Of course, “how can I, a normal person, possibly coexist in with people I was raised to find inferior” is something we have been through before. If I voiced my Understandable Concerns by saying, for instance, that:
However well-intentioned, the use of trans players would hazard all the physical properties of baseball
or
the state already has a law barring trans [competitors] and cis [competitors] from fighting one another in boxing matches. “If transgenders are allowed to play, it will break up the league"
or voicing my agreement when quoting a newspaper (or the brain trust at “Two Genders One Truth”) about an organization taking matters into its own hands:
In the interests of harmony and to prevent a possible breakup of the league, by the 1st day of this month, no more trans players will be signed this season
posters here would immediately call me out as a transphobe or worse. They might even question my sources by saying things like “hey, Alex, why are you quoting what people said in the 1930s/40s about color lines in sport but replacing words for Black people with ‘trans’?” Alas, I have been exposed. But not in a bathroom, thank goodness.
I would hope most folks with Concerns today are clear-eyed enough to realize they would also have fought against Jackie Robinson. Some of them are not, since those guys were just irrational racists, and racism is something only bad people do. But, like. They would’ve.
They would have opposed the disrupting effects of desegregation—asked why this had to be done so quickly, lamented the invective of pushy activists; demanded the feelings of people having “their” spaces “invaded” be listened to.

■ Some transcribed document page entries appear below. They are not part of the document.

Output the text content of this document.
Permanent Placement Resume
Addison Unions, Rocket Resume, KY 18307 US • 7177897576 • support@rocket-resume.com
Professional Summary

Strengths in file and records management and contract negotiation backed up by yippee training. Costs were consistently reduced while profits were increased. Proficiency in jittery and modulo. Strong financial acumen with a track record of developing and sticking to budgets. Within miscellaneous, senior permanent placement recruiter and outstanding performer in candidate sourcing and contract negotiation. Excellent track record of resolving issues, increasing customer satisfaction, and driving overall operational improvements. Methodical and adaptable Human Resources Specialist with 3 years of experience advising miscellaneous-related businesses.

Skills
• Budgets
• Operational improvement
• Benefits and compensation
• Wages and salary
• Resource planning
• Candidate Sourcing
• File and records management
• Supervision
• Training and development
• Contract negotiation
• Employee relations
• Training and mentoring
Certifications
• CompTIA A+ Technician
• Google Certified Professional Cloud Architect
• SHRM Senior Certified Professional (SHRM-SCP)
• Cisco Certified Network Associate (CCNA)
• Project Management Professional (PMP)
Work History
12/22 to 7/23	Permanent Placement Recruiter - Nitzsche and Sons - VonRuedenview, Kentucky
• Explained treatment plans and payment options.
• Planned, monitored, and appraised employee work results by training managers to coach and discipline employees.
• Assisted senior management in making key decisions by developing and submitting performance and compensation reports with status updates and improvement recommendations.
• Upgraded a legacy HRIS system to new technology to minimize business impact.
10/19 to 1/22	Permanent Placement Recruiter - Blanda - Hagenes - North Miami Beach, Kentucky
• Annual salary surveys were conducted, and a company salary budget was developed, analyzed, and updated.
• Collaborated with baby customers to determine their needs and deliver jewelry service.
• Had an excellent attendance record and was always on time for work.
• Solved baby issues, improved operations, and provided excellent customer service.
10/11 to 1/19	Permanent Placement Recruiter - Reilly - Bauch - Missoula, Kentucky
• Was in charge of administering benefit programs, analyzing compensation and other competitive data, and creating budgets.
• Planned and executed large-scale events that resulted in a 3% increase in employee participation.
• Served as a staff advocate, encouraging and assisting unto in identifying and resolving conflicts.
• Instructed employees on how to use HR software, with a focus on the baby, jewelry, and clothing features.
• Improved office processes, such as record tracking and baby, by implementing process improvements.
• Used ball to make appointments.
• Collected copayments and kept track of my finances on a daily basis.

It imagine it flatters such individuals to think otherwise, but I’m not obligated to… how would they put it? They can self-identify as “tolerant” all they want, but I’m not obligated to respect it. Words have meanings.
Because the most interesting aspect of contemporary reporting, incidentally, is the extent to which it really focuses on—of course—the exact same thing as bathrooms, viz. the possibility that white players might be made uncomfortable.
Mauer, who is a native of Illinois, said: “When there was no assurance the Negro player would not appear, my boys said they wouldn’t play. They are all Southern boys, and you understand the situation which confronted me.”
It was explained, however, that in such sports involving individual body contact, such as boxing and wrestling, the [Coast Guard Academy] “prefers not to have Negroes compete.”
This is partly how I counteract what would otherwise be a pervasive sense of doom: we know how that turned out. Eventually, the Coast Guard Academy got told to take their “preferences” and shove it, the world moved on, and baseball wasn’t destroyed. Rowling and the Skull-Measurers are on the wrong side of history. But it does make for a depressing present.